Lundi 28 Juillet 2008

Le schéma retenu pourrait être celui d'une entrée en Bourse de la future Société Anonyme


L'ouverture du capital de la Poste se précise
Le projet de transformation de La Poste en société anonyme (SA), qui doit être présenté au gouvernement en septembre, prend forme. Il bénéficie d'une écoute très favorable au sommet de l'Etat, où le statut d'établissement public est vu comme un sujet de friction potentiel avec la Commission européenne et, surtout, comme un handicap pour nouer des alliances internationales et réaliser des investissements lourds.

La Poste française est, avec son homologue du Luxembourg, la dernière en Europe à conserver un statut d'établissement public. Le statut de SA permet d'augmenter le capital d'une entreprise selon ses besoins, et de payer des acquisitions par échange de titres.

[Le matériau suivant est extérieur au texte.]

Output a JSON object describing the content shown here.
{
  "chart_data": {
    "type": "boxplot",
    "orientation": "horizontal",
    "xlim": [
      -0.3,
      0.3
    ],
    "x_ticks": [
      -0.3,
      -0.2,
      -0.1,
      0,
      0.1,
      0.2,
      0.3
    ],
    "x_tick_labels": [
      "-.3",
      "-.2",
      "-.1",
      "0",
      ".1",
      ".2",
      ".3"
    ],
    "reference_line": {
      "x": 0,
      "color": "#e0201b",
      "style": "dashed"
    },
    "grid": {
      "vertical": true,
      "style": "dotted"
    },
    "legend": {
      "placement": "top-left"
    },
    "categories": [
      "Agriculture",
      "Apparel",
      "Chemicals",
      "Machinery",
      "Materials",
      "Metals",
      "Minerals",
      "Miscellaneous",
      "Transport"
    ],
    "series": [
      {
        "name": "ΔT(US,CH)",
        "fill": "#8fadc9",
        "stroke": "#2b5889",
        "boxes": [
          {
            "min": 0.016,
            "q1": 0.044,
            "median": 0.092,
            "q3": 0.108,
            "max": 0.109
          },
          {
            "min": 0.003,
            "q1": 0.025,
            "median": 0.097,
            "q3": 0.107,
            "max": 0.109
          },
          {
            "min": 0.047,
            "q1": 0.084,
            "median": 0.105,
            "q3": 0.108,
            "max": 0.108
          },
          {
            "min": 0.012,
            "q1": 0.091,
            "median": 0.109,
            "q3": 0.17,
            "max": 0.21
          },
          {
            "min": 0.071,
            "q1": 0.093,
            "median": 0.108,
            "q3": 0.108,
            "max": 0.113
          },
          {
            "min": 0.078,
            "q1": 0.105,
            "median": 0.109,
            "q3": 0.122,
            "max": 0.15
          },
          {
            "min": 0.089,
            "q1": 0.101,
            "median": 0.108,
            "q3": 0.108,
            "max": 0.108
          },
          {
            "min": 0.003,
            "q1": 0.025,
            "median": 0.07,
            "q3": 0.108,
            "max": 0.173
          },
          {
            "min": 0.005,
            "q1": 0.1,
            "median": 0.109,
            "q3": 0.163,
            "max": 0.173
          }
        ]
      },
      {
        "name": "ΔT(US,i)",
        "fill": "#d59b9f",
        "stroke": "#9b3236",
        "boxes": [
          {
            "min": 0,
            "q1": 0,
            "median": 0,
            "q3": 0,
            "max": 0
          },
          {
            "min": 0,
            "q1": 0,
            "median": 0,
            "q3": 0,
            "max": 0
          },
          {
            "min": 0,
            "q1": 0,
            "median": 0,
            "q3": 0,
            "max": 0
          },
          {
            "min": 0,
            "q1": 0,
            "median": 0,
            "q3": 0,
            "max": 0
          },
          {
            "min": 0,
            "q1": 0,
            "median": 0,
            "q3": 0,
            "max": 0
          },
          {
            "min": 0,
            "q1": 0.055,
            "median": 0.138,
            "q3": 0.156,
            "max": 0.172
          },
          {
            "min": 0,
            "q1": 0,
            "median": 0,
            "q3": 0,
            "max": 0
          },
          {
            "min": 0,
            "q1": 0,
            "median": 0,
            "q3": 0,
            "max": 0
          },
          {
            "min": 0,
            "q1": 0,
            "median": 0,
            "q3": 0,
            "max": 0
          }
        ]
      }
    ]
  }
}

Resté secret pendant plusieurs mois, ce projet défendu par le président de La Poste, Jean-Paul Bailly, qui en fait désormais la priorité de son mandat, a été baptisé du nom de code "Convention". Il doit permettre à La Poste d'ouvrir son capital à des investisseurs, publics ou privés, qui lui apporteront l'argent nécessaire pour financer sa croissance, dans un marché totalement ouvert à la concurrence à partir de 2011.

Si l'objectif est connu (lever 2 à 3 milliards d'euros, sous la forme d'une augmentation de capital), il reste à arrêter les modalités de l'opération. La banque d'affaires Rothschild, conseil du projet, estime que La Poste vaut autour de 10 milliards d'euros.

Selon nos informations, une piste privilégiée consisterait, une fois La Poste transformée en SA (à la faveur d'une loi qui pourrait être votée en 2009 voire en 2010), à ouvrir son capital à hauteur de 20 % environ sous la forme d'une augmentation de capital, et à la mettre en Bourse. Exactement comme cela a été fait pour EDF et GDF.

Comparée à l'opération de gré à gré, une mise en Bourse présenterait la vertu de la transparence. Elle permettrait aussi, selon un connaisseur du projet, de "créer une référence de marché", c'est-à-dire de mieux connaître la valeur de La Poste. Cela faciliterait ensuite la conclusion d'alliances stratégiques. Le gouvernement aimerait emprunter la voie suivie pour constituer le géant de l'énergie GDF-Suez, qu'il considère comme une réussite industrielle. Dans ce schéma, qui reste une hypothèse de travail, la Caisse des dépôts et consignations (CDC) aurait sa place. Elle pourrait se voir proposer d'"accompagner" l'ouverture du capital, en en prenant une fraction, une perspective à laquelle le directeur général de l'institution publique, Augustin de Romanet, se dit, en privé, plutôt favorable.

La CDC n'a cependant reçu aucune sollicitation directe. De leur côté, les salariés se verraient proposer entre 2 % et 3 % du capital. Quel que soit le schéma retenu, l'Etat restera majoritaire dans le capital, comme l'exige le préambule de la Constitution pour tout "service public national".

Les travaux avançant vite, La Poste prépare les postiers au changement de statut. Une partie de l'encadrement "supérieur", 15 000 personnes au total sur près de 300 000, est convoquée, du 18 au 21 août, à des réunions de travail avec le cabinet de conseil en ressources humaines Altedia. Ces réunions doivent permettre aux dirigeants de l'entreprise publique de sonder le climat social.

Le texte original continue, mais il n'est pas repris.